Rootdown - Soulfood Music
October 5, 2007 (Germany, Austria, Switzerland) / February 15, 2008 (Worldwide)
from 5 (excellent) to 1 (poor)|
|Vocals : 5||Backing : 4||Production : 5||Sound quality : 5||Sleeve : 4|
Zürich, Switzerland based Lee Everton is the first
English language artist who has been added to Rootdown Records' artist roster
that already contained artists like Nosliw, Mono & Nikitaman, Nattyflo
and Maxim. Lee Everton instead of using (Rootdown Records'
co-founder and in house producer Thilo 'Teka' Jacks') established
roots (or dancehall) riddims creates his own riddim style, the 'Slingstyle
Riddim'. This 'Slingstyle' approach is the foundation for the backing
of his singer-songwriter reggae, leaving lots of space for his beautiful
melodies and intense lyrics on this extremely pressing debut album "Inner
Exile". From his early teenage days Lee Everton has been fascinated by
black music, searching for the right song and the perfect sound he
traveled to Jamaica when he was 18 to spend a year at the Jamaican School
of Music in Kingston. The sessions with musicians from all over the
Caribbean had a lasting impact on him. Working later at the Quad Recording
Studios in NYC he assisted sessions with Alicia Keys, Kanye West and Celia
Cruz. Only recently he attended a workshop for songwriters in Los Angeles
where he met successful songwriter Penny Framstad who offered him to coach
him on two of his songs, a chance he took gladly. Turning point in his
life however was a car accident that he survived mainly uninjured but
which made him more reflective and sensitive. With all these experiences
under his belt he started experimenting with new riddims trying to create
a new own sound that he new found in his 'Slingstyle' approach that is
prominently featured on this "Inner Exile", that has now received a
worldwide release after its initial release in Germany, Austria and
Switzerland 4 months ago.|
The wonderful opening track "I Feel Like Dancing" which has already made it onto the playlists of Switzerland's two major radio stations is a great plea to the girl that makes Lee happy, with an absolutely smashing rocksteady-like solo guitar played by the late Matias 'Maze' Salami, one of the musicians Lee Everton worked with for this album, the others being Alexis 'Singha Dee' Amitirigala, Leon 'Mandela' Duncan, Adrian Weyermann, Roman Bruderer, The Interruptor, The Kung Fu Horns, Pat Zihlmann and the Scrucialists followed by Lee singing about the absolutely opposite emotions in "You Ain't Good To Me No More" and the mystic titletrack "Inner Exile". There is, as often the case with reggae singer-songwriters (check e.g. Patrice and Martin Jondo), undeniably something pleasing Marley-esque in the delivery and backing, that sipples through on almost every tune, be it the ones above or very intense in "King Vapor" following these.
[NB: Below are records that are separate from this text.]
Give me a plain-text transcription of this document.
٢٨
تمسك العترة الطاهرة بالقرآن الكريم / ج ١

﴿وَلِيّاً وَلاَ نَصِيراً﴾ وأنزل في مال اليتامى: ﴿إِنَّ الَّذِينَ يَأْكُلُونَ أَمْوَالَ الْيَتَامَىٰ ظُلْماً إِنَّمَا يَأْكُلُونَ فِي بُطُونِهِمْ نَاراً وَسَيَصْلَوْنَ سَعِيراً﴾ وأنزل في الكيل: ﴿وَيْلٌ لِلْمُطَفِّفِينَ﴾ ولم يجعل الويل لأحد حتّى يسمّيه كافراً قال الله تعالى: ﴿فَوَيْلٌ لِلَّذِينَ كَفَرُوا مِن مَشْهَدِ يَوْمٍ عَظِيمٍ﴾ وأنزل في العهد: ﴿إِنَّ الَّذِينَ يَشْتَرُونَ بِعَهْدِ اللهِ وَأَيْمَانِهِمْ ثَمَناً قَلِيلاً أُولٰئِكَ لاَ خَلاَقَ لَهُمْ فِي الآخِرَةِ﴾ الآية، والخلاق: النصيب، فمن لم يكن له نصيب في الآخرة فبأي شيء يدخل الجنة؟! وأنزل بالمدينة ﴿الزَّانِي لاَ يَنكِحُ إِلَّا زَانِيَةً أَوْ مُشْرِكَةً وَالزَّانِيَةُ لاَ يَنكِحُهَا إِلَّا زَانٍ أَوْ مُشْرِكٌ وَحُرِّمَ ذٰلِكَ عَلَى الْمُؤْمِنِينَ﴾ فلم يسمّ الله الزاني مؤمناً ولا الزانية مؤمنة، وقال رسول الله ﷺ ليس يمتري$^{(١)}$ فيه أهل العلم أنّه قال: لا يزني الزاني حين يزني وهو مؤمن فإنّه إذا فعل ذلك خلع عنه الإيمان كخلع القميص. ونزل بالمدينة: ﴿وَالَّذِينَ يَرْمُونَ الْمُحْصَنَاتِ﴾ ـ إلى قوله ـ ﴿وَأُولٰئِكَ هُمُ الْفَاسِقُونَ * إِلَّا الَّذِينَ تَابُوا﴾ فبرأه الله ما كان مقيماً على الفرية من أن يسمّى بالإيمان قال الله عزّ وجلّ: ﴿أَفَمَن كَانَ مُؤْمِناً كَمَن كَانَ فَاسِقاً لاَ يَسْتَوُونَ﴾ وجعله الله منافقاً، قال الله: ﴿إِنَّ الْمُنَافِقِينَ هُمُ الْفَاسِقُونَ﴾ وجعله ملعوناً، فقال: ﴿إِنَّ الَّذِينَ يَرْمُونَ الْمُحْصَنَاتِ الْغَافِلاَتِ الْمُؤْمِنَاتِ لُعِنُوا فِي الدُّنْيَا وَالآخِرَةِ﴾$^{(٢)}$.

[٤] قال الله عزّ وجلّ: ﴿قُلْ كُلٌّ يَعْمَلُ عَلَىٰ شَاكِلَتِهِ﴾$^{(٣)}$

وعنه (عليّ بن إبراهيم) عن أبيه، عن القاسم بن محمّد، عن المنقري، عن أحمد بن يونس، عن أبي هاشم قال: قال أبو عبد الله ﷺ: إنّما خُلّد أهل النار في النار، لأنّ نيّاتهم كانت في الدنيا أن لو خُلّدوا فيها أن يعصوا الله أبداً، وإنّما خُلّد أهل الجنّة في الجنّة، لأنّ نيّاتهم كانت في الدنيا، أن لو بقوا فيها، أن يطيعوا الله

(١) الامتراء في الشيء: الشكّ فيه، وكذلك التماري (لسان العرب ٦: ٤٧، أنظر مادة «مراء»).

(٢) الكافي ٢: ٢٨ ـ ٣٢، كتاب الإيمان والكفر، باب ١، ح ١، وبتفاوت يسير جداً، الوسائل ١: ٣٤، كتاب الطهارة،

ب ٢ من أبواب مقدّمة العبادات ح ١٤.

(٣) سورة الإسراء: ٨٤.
The truly sweet current single "So Proud Of You" (with "I Feel Like Dancing" on the flipside) is followed by Lee Everton's take on the Animals' "Bring It On Home To Me" from 1965, fully embedded in Lee's own Slingstyle and yet preserving some of the bluesy feeling of the original. "Cold Wind Blow" is the heartfelt song written October 2006 for Matias 'Maze' Salami, who passed away unexpectedly just little more than a year ago on September 22, 2006 at the age of 29(!), followed by "April" of which the backing with its wobbly bass brings back memories especially in the intro but throughout the whole tune of Lee Perry's riddim for Junior Murvin's "Police And Thieves" and another tune for someone deceased "Genova", written in the aftermath of the G8 manifestation in Genova in Italy in 2001 when a young demonstrator died.
Back to the love gone wrong lyrics for the melancholic "Won't Keep Knocking" before the very soulful "Comfort Me" with its subdued horns completely overwhelms you despite its laidback riddim and delivery, followed by the soothing "Down By The River" in which Lee himself is the one offering solace. The rather upful backing of "I Ain't Got No Home" reveals that this tune is not about the hardships but about the pleasures of being a wanderer, before Lee Everton explains how to do it (as in making love, not his musical style) in "Slingstyle Music" before closing this album with the smashing "Come Closer To Me" that will for sure - despite its totally different lyrics and melody - because of its backing make everyone think of Bob Marley & the Wailers' "No Woman No Cry". Lee Everton's "Inner Exile" is wonderful reggae singer-songwriter debut album and he is a very welcome extension of Rootdown Records stable. This album will surely convince a lot of listeners to buy it.